IMHO they built the opposite of what's actually useful for real-world use. Copil...

heavyset_go · on July 12, 2021

But that would require hiring tons of software engineers to label training data accurately.

Why do that when you can just train a GPT-3 model on public repositories and call it a day?

qbasic_forever · on July 12, 2021

No presumably copilot skirted that need by just analyzing the AST of code they host and using the nearby comments to identify what a section of code is meant to do. This would use the same dataset but solve the opposite problem, generate a description from a block of code AST as input.

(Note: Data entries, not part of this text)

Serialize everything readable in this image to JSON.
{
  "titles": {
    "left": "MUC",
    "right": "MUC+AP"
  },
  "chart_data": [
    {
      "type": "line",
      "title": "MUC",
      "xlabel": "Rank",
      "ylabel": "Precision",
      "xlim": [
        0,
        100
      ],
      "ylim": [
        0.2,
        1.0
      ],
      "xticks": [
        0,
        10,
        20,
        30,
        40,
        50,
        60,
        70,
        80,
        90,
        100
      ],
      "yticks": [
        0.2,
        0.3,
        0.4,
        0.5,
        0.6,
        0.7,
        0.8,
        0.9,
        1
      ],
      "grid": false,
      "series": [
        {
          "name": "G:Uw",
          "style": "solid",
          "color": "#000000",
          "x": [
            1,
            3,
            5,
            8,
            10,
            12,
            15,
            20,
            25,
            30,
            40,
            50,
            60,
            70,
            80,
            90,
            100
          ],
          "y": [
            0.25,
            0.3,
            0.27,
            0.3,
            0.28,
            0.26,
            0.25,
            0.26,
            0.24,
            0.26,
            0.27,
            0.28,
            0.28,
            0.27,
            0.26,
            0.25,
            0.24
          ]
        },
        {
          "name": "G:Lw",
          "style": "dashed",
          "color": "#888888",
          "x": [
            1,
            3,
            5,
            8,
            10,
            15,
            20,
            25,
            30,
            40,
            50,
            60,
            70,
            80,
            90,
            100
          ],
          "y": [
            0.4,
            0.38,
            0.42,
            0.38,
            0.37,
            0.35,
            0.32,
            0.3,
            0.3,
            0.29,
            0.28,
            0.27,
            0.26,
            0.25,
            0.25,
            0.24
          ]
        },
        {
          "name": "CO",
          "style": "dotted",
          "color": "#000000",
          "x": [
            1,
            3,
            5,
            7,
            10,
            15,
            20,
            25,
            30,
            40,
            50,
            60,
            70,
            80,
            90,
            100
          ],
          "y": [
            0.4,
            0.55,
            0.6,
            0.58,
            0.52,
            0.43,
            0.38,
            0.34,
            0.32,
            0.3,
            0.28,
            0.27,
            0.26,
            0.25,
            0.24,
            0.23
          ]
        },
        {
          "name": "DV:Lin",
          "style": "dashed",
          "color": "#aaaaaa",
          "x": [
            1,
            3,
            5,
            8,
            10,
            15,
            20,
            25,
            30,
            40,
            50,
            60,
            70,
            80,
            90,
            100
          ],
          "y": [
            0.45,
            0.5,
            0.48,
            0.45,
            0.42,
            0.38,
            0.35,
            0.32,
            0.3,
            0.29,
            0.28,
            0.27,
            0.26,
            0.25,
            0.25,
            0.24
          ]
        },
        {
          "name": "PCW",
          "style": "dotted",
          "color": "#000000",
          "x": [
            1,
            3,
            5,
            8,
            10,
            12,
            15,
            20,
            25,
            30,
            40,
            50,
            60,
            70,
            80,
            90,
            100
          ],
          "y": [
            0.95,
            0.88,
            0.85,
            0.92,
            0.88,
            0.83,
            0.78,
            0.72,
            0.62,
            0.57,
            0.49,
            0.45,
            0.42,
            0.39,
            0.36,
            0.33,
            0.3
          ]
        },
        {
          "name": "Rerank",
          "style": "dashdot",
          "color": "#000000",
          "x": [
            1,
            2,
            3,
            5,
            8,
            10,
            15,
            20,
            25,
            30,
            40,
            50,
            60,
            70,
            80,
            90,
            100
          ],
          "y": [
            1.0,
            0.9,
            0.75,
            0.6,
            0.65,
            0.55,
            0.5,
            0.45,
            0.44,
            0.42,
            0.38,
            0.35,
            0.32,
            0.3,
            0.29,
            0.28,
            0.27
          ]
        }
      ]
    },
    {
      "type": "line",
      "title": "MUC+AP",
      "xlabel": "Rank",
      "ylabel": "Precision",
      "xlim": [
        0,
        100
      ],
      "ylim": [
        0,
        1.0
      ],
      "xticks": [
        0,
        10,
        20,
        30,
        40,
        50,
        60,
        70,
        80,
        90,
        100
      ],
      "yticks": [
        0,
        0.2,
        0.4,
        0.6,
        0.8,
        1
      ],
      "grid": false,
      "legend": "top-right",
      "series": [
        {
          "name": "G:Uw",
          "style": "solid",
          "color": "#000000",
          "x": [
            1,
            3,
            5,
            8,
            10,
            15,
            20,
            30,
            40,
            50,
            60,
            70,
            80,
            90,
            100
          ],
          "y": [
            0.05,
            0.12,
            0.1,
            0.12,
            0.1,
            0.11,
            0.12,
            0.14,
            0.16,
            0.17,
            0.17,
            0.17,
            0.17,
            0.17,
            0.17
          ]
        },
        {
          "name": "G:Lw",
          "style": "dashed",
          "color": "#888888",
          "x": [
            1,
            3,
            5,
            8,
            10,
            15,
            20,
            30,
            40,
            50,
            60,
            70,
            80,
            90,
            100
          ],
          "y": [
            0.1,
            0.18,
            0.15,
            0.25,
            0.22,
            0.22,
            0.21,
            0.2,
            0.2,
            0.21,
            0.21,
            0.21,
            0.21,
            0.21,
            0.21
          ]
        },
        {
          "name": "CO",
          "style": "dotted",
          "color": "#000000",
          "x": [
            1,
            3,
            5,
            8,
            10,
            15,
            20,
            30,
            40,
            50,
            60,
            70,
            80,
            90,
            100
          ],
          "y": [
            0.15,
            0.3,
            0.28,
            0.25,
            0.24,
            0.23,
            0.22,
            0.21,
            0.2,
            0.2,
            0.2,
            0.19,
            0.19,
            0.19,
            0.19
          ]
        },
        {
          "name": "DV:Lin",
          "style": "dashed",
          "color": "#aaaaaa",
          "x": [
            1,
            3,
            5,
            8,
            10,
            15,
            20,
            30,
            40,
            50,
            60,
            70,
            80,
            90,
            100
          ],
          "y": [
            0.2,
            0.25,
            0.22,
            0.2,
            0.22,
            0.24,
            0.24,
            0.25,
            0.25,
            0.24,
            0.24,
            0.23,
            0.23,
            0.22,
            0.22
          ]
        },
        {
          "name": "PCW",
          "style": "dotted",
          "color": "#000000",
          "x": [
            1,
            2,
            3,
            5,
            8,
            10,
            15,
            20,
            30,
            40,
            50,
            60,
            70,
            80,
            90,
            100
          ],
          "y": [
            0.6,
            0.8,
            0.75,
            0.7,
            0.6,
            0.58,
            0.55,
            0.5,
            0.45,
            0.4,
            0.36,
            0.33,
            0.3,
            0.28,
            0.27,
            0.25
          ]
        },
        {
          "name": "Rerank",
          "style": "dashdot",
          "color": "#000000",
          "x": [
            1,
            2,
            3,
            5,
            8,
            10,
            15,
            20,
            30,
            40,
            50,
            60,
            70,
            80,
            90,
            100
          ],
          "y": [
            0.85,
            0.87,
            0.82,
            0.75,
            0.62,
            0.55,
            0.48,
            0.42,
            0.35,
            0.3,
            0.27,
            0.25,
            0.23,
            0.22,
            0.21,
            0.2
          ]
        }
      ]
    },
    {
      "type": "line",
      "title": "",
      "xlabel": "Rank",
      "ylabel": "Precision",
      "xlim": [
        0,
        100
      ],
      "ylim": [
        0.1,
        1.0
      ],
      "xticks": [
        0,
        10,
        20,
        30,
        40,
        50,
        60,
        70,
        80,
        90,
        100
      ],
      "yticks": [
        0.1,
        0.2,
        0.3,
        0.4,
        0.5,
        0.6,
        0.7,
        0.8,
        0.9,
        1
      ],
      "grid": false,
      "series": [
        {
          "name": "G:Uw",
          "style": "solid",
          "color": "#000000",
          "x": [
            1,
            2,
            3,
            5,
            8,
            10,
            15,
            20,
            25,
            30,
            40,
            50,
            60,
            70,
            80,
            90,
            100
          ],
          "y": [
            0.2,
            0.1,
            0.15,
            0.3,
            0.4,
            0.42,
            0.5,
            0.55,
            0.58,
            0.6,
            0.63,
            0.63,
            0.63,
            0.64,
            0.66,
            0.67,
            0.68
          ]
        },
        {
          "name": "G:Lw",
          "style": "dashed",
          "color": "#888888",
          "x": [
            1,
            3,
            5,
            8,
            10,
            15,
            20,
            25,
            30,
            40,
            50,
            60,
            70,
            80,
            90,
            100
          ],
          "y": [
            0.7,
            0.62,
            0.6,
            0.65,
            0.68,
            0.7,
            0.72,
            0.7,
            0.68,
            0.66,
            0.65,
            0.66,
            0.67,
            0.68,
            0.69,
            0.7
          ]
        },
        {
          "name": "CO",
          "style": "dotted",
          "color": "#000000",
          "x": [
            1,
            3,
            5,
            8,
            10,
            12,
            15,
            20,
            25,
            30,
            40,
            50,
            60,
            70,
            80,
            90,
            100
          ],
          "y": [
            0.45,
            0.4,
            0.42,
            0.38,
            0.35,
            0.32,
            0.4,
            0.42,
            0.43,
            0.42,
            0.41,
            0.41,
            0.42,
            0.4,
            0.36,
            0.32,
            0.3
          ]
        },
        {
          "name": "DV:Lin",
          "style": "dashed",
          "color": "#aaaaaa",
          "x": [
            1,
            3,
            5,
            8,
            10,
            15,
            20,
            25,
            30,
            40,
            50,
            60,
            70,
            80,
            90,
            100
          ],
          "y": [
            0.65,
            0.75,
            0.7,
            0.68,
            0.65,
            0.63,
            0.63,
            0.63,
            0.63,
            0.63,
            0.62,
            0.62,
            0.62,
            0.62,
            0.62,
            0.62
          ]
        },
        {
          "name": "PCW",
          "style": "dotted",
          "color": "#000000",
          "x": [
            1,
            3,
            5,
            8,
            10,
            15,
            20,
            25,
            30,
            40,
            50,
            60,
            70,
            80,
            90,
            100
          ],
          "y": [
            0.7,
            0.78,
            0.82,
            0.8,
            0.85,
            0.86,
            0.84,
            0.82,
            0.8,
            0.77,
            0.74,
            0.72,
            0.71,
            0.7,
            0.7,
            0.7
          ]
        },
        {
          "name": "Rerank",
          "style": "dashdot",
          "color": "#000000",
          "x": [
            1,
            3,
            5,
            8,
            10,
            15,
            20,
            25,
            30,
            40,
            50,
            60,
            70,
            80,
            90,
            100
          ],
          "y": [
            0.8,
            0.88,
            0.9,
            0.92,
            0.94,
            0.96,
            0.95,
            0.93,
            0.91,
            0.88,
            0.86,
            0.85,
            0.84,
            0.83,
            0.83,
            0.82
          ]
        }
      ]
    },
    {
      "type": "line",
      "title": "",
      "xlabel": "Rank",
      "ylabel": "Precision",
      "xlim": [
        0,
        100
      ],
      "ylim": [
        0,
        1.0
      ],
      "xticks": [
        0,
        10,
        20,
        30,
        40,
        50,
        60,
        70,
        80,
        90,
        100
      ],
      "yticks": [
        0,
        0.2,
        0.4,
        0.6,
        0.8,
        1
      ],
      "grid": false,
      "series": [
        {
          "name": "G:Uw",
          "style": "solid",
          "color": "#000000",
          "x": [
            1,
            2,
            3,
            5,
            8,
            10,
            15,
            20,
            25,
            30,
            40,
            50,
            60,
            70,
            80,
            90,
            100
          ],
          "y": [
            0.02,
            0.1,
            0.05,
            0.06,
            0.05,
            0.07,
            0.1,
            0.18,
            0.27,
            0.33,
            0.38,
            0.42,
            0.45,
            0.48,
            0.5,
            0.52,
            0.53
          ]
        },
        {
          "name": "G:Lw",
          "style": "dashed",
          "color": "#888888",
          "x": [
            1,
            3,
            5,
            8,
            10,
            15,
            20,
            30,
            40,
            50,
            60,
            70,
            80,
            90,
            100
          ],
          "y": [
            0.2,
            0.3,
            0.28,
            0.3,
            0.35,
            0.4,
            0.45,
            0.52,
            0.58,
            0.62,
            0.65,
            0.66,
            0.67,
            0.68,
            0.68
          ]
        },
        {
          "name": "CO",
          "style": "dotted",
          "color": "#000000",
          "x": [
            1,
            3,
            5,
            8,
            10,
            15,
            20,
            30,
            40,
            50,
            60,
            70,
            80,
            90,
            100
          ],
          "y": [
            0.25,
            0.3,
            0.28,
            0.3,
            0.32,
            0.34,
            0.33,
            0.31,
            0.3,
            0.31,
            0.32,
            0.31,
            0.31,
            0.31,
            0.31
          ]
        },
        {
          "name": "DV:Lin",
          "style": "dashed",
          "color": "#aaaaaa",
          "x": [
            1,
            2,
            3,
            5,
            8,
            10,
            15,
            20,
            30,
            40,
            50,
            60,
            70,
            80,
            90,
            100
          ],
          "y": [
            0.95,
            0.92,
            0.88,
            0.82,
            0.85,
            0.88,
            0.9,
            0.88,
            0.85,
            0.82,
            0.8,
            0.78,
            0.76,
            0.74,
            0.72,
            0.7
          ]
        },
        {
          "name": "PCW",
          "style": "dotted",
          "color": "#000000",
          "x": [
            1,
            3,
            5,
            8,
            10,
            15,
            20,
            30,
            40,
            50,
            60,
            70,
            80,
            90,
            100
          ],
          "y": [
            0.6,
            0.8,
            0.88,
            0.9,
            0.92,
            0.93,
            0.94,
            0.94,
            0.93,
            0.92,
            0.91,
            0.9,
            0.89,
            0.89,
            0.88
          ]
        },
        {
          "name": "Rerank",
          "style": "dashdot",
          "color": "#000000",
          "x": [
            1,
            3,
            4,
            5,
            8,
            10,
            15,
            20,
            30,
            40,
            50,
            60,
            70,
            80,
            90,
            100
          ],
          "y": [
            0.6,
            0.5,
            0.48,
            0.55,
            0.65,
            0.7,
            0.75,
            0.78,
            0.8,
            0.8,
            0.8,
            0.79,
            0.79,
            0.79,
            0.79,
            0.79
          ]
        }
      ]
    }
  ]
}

patchguard · on July 13, 2021

> copilot skirted that need by just analyzing the AST of code they host and using the nearby comments to identify what a section of code is meant to do.

I'm curious what it spills out for things like "Todo", or "this is probably broken", etc.

gspr · on July 12, 2021

Sorry for adding just noise, but I think this is the most insightful comment I've read on HN this year. Excellent analysis and idea!

moralestapia · on July 12, 2021

Something like this would be amazing, particularly for poorly written, obfuscated or even disassembled/decompiled code!

dkersten · on July 12, 2021

Now that is a damn good idea!

rantwasp · on July 12, 2021

it’s a good idea. depending on how “smart” it is it can be extremely hard to pull off

toomuchtodo · on July 12, 2021

Ideally, you'd train/teach it using PR code reviews. Human labeling and all that jazz.

JetSpiegel · on July 15, 2021

> Ideally, you'd train/teach it using PR code reviews.

Which is why, based on Windows state, it will never come out of Microsoft.

randallsquared · on July 12, 2021

I'm not sure I understand how you envision this working, given the underlying technology. You'd have to have a pretty large cache of such analyses to train on, right?

qbasic_forever · on July 12, 2021

Github has a huge amount of source code and likely for copilot they already had to transform it into an AST to look at comments and nearby code. This would use the same dataset but build the opposite model--input a block of code AST and get a guess as to what the description (i.e. comment) should be for it.

randallsquared · on July 13, 2021

My naive assumption is that they don't have nearly that level of control. I'd be surprised if they have an AST step before the tokenizer, or in it.